El Real Decreto Legislativo de 24 de septiembre de 1993, siendo ministro de Hacienda Pedro Solbes, por el que se aprueba el texto refundido de la Ley del “Impuesto sobre Transmisiones Patrimoniales” “Actos Jurídicos Documentados”, y el posterior decreto regulador de 1995, estipulan que al comprar una vivienda se tienen que pagar tres impuestos: Actos Jurídicos Documentados, IVA y Transmisiones Patrimoniales, impuestos que cobra la Administración Pública y que recaudan las CCAA a través de las competencias transferidas. En las comunidades autónomas el porcentaje que se aplica a la compra de una vivienda oscila entre el 0,5 y el 1,5 por cien, recursos económicos que deberían buscarse de otro tipo de ingresos públicos. Este impuesto es, además, el más caro de Europa para la compra de una vivienda.

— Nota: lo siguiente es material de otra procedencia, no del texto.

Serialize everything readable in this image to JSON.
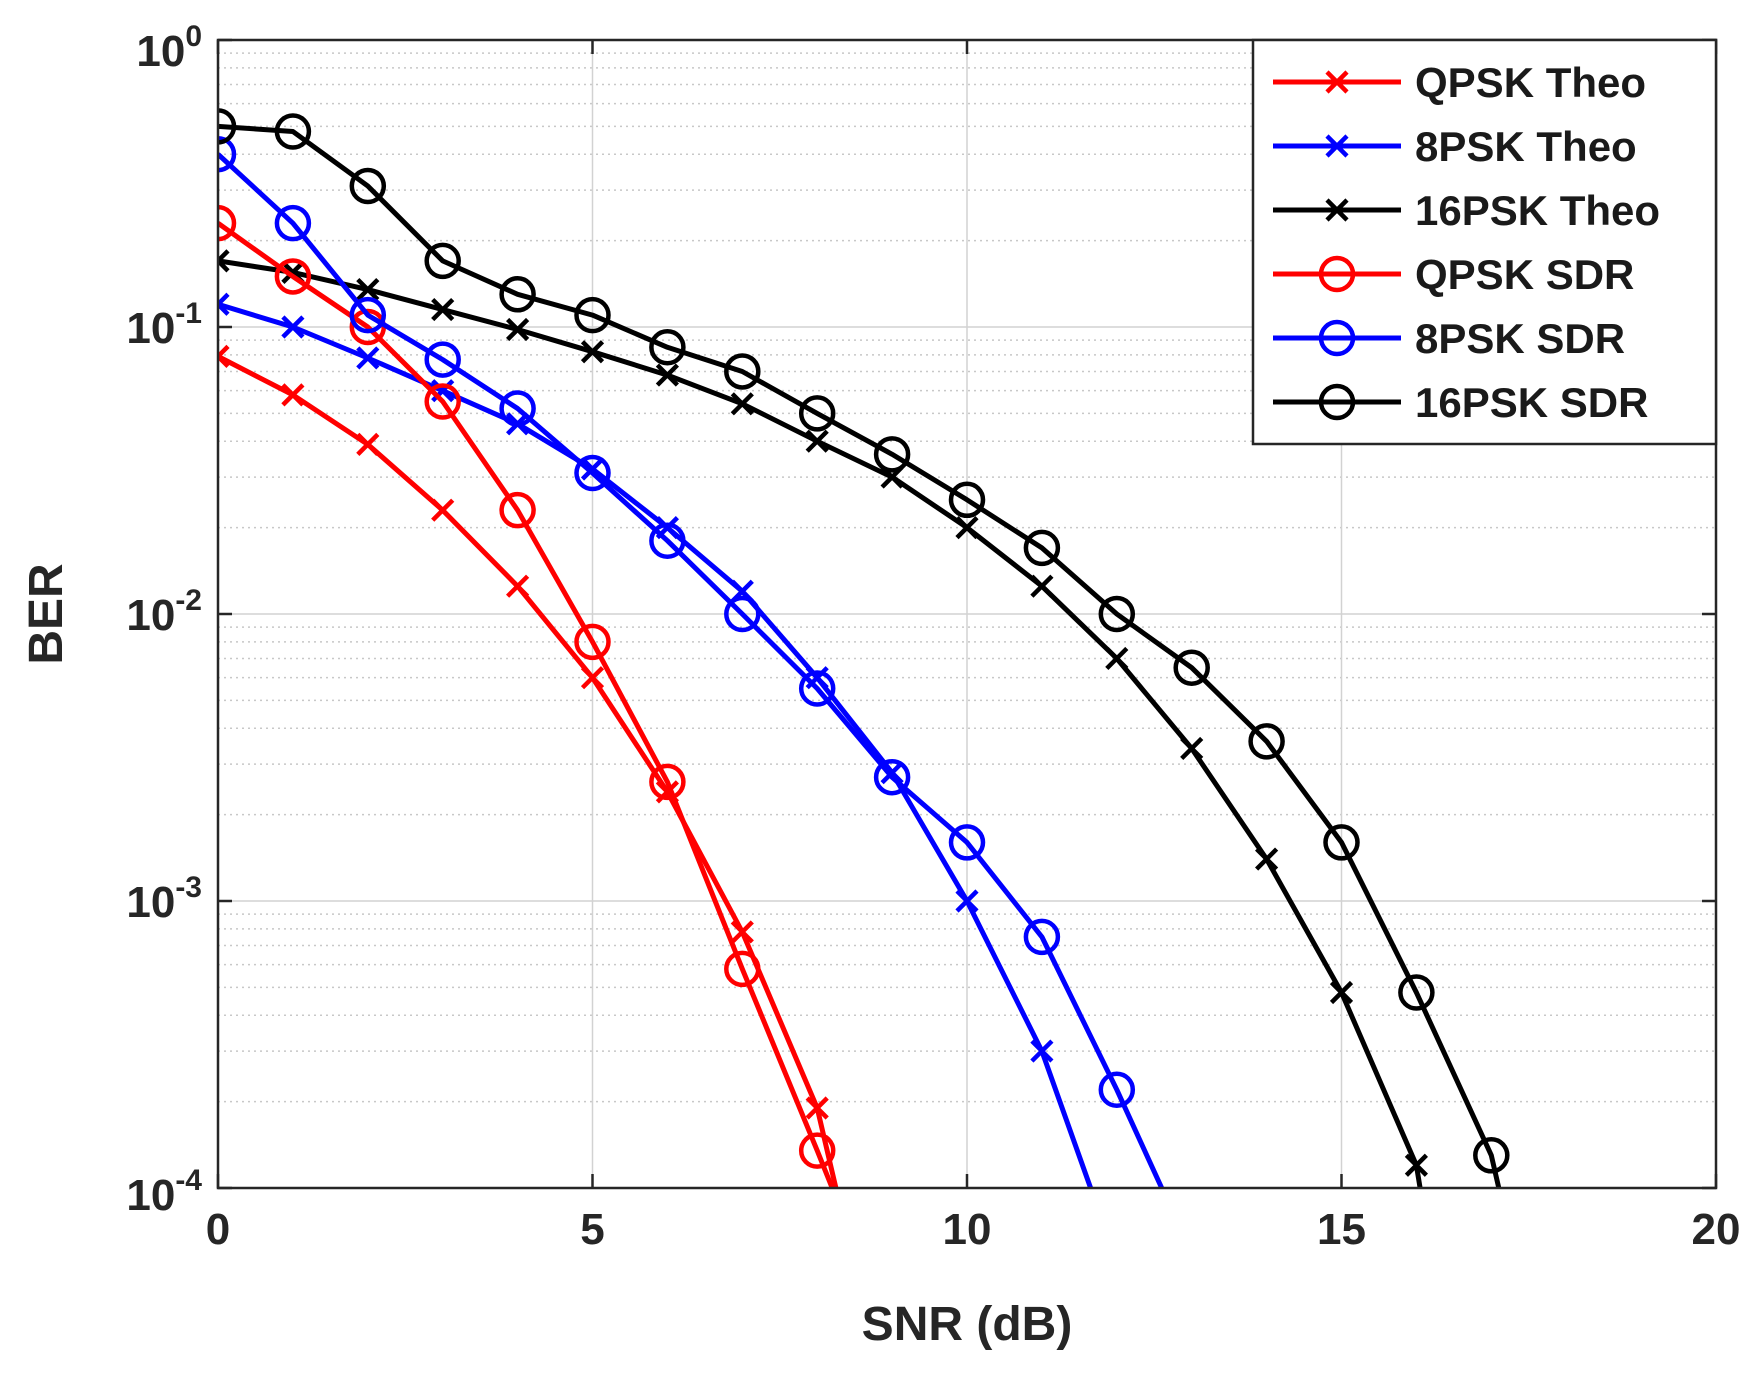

Y mientras la decisión a favor del capital bancario de este órgano del Tribunal Supremo vuelve atrás una  decisión que hacía justicia con los más débiles económicamente y afectaba a los más poderosos, a un sistema bancario al que se le han pagado las deudas fruto de su gestión especulativa e inmobiliaria, con el dinero de todos, se anuncia la venta de áticos de 10 millones de euros en el Complejo Canalejas de Madrid.

Y, junto a la inversión de constructores españoles como Villar Mir, o extranjeros como el millonario canadiense israelí Mark Scheinberg, nos encontramos también a la familia Henrique Capriles, el golpista opositor al gobierno de Venezuela, que invierten también en este tinglado y en otros complejos de viviendas de lujo.

Así la alcaldesa de Madrid,  entre otras autoridades, los partidos que vociferan contra la dictadura venezolana y venden armas a Arabia Saudí para que pueda cometer todo tipo de crímenes y fechorías, y las ONGs siempre tan “humanitarias”, podrán recibir de nuevo a los golpistas que dicen ser perseguidos por Maduro y el gobierno de Venezuela.

* (Miércoles, 7 de noviembre de 2018).